5 The haunted DAG

These are notes on section 6.3.2 The haunted DAG that demonstrates how collider bias can arise, if one of the variables is unobserved and we do not realize that the have a collider in our DAG. The DAG itself is below, I’ve only changed Unobserved into Neighborhood.

The example in the book shows that if we include Grandparents while “controlling for” influence of Parents but ignore influence of the Neighborhood, the influence of Grandparents is negative rather than zero. It is zero in the book but it can originally be positive or negative, point is it is different from what is inferred by the model. And, importantly, an estimated effect of Parents is also different from its true value. The book shows it visually but I found that in this case algebra is helpful to understand it at the level of “how does a regression model know”.

Let us start with a full model. For the sake of simplicity, we will ignore coefficients for computing Parents variable from Grandparents and Neighborhood but this does not change the general picture.

\[ P = G + N\] Thus, the linear model for child education is \[C = \beta_P P + \beta_G G + \beta_N N\]

Substituting $ P = G + N$ gives us \[C = \beta_P (G + N) + \beta_G G + \beta_N N\]

Rearranging terms a little \[C = (\beta_P + \beta_G) G + (\beta_P + \beta_N) N\]

Note that this means that we do not fit individual coefficients, in both cases we fit a sum of two. And, as with multicollinearity, individual coefficients can be in a wrong place and unreliable as long as they add up to the “true” coefficient value. Thus, ignoring the noise and concealing the effect of Parents, we might as well fit \[C = \beta_G^\prime G + \beta_N^\prime N\] where, \(\beta_G^\prime = \beta_P + \beta_G\) and \(\beta_N^\prime = \beta_P + \beta_N\) are the total effect of grandparents and neighborhood of child education.

What if we ignore Neighborhood? This means that we explicitly set \(\beta_N = 0\) and that is the point when the sum of coefficients starts causing us problems. Recall that the model fits \(\beta_P + \beta_N\) and not each term separately. Thus, setting one of them to 0 does not upset the model, as it can always compensate with the other coefficient. Here, that other coefficient is \(\beta_P\), so its value now is that of the “true” sum: \(\beta_P = \beta_P^{true} + \beta_N^{true}\).

Unfortunately for us, \(\beta_P\) appears at two places, as it is also used to quantify effect of grandparents: \[(\beta_P + \beta_G) G\]

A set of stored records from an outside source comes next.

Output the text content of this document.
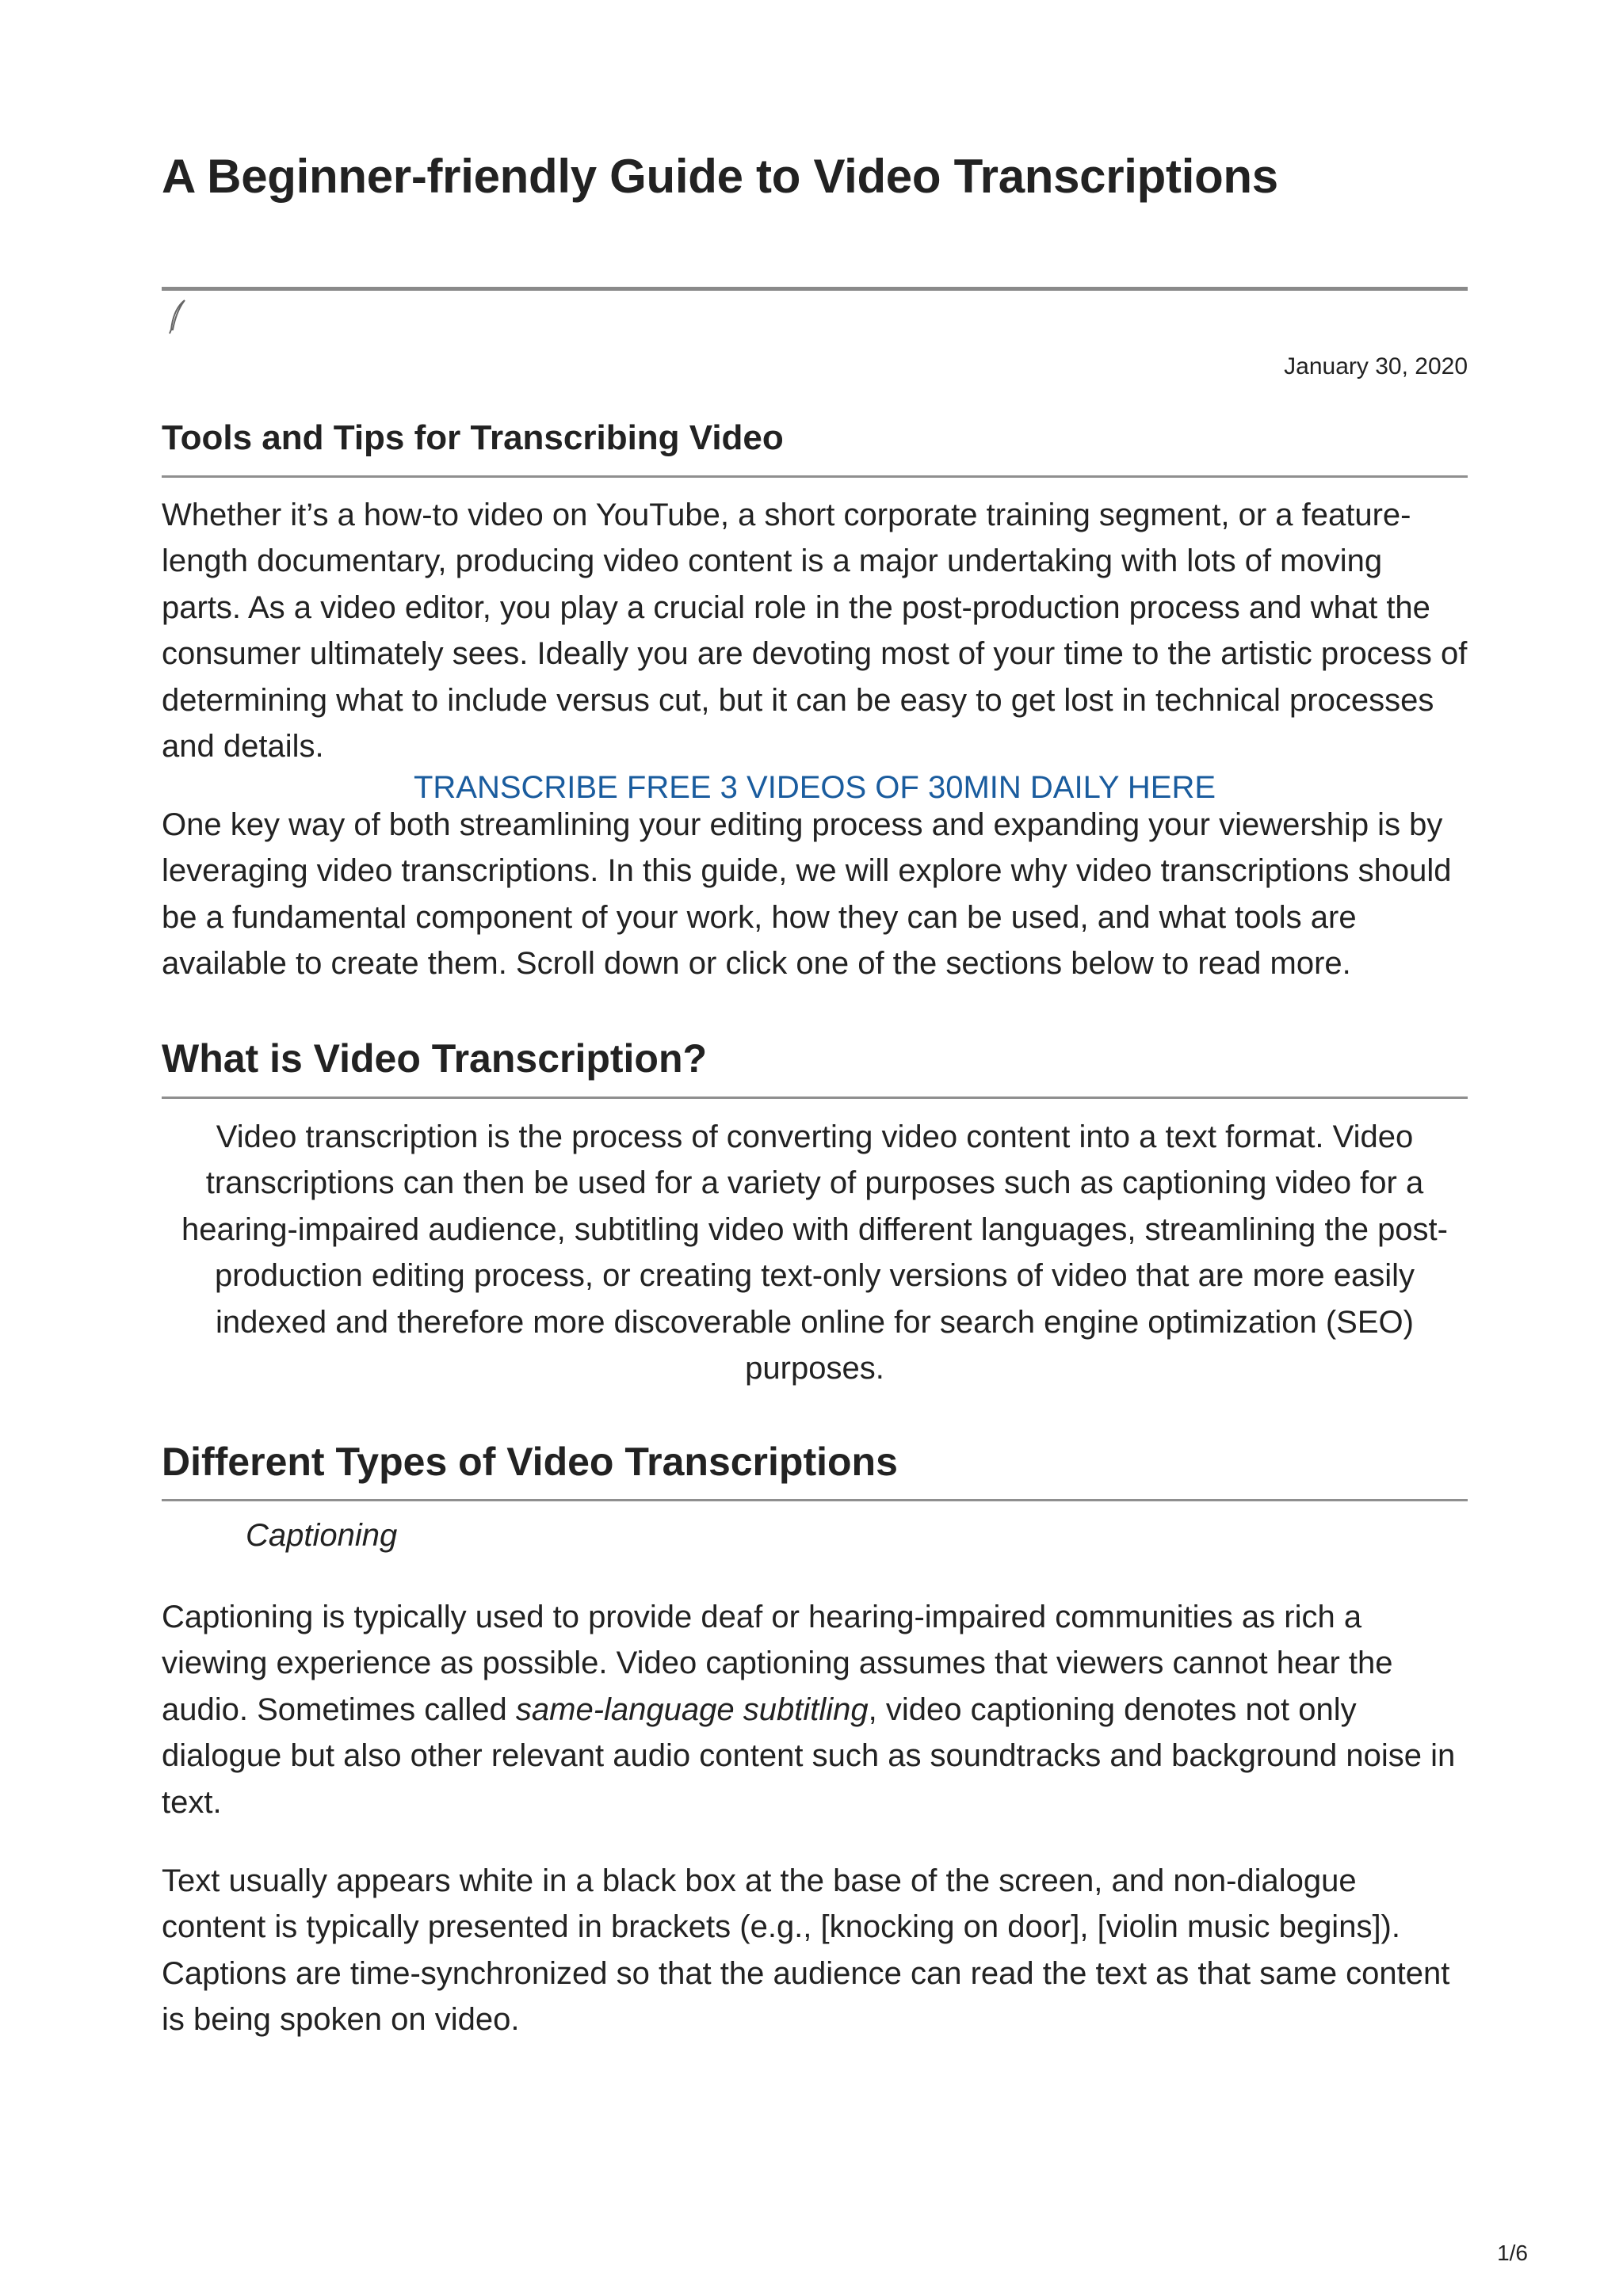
A Beginner-friendly Guide to Video Transcriptions
January 30, 2020
Tools and Tips for Transcribing Video

Whether it’s a how-to video on YouTube, a short corporate training segment, or a feature-length documentary, producing video content is a major undertaking with lots of moving parts. As a video editor, you play a crucial role in the post-production process and what the consumer ultimately sees. Ideally you are devoting most of your time to the artistic process of determining what to include versus cut, but it can be easy to get lost in technical processes and details.

TRANSCRIBE FREE 3 VIDEOS OF 30MIN DAILY HERE

One key way of both streamlining your editing process and expanding your viewership is by leveraging video transcriptions. In this guide, we will explore why video transcriptions should be a fundamental component of your work, how they can be used, and what tools are available to create them. Scroll down or click one of the sections below to read more.

What is Video Transcription?

Video transcription is the process of converting video content into a text format. Video transcriptions can then be used for a variety of purposes such as captioning video for a hearing-impaired audience, subtitling video with different languages, streamlining the post-production editing process, or creating text-only versions of video that are more easily indexed and therefore more discoverable online for search engine optimization (SEO) purposes.

Different Types of Video Transcriptions

Captioning

Captioning is typically used to provide deaf or hearing-impaired communities as rich a viewing experience as possible. Video captioning assumes that viewers cannot hear the audio. Sometimes called same-language subtitling, video captioning denotes not only dialogue but also other relevant audio content such as soundtracks and background noise in text.

Text usually appears white in a black box at the base of the screen, and non-dialogue content is typically presented in brackets (e.g., [knocking on door], [violin music begins]). Captions are time-synchronized so that the audience can read the text as that same content is being spoken on video.

1/6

Originally, it reflected only the influence of parents, so it was not a problem. But now it is artificially inflated 14 as it stands for influence of both parents and neighborhood. Problem? Not for a model that fits a sum. How do you make sure that the sum still adds up? You change other coefficients! Here, we can still wiggle \(\beta_G\) so that everything adds up. Given that \[\beta_P = \beta_P^{true} + \beta_N^{true}\] model just needs to subtract that same \(\beta_N^{true}\) and get our sum back. So \[\beta_P + \beta_G = (\beta_P^{true} + \beta_N^{true}) + (\beta_G^{true} - \beta_N^{true})\]

Thus, if we do not explicitly model the effect of neighborhood, it sneaks in nonetheless, hiding inside both parent and grandparent coefficients. What makes it really problematic and confusing is that the effect is opposite for the two terms: if we add \(\beta_N^{true}\) at one place, we must subtract it at the other.

So, what are you supposed to do with this new knowledge? You do not take fitted model coefficients at their face value. You always have a fine-print “Only assuming that my small world is correct and it probably is not” at the back of your head. You think of several models and think of ways to tease out the true relationship. DAGs and statistical models can help you, but they cannot do magic and tell the “real truth” by themselves.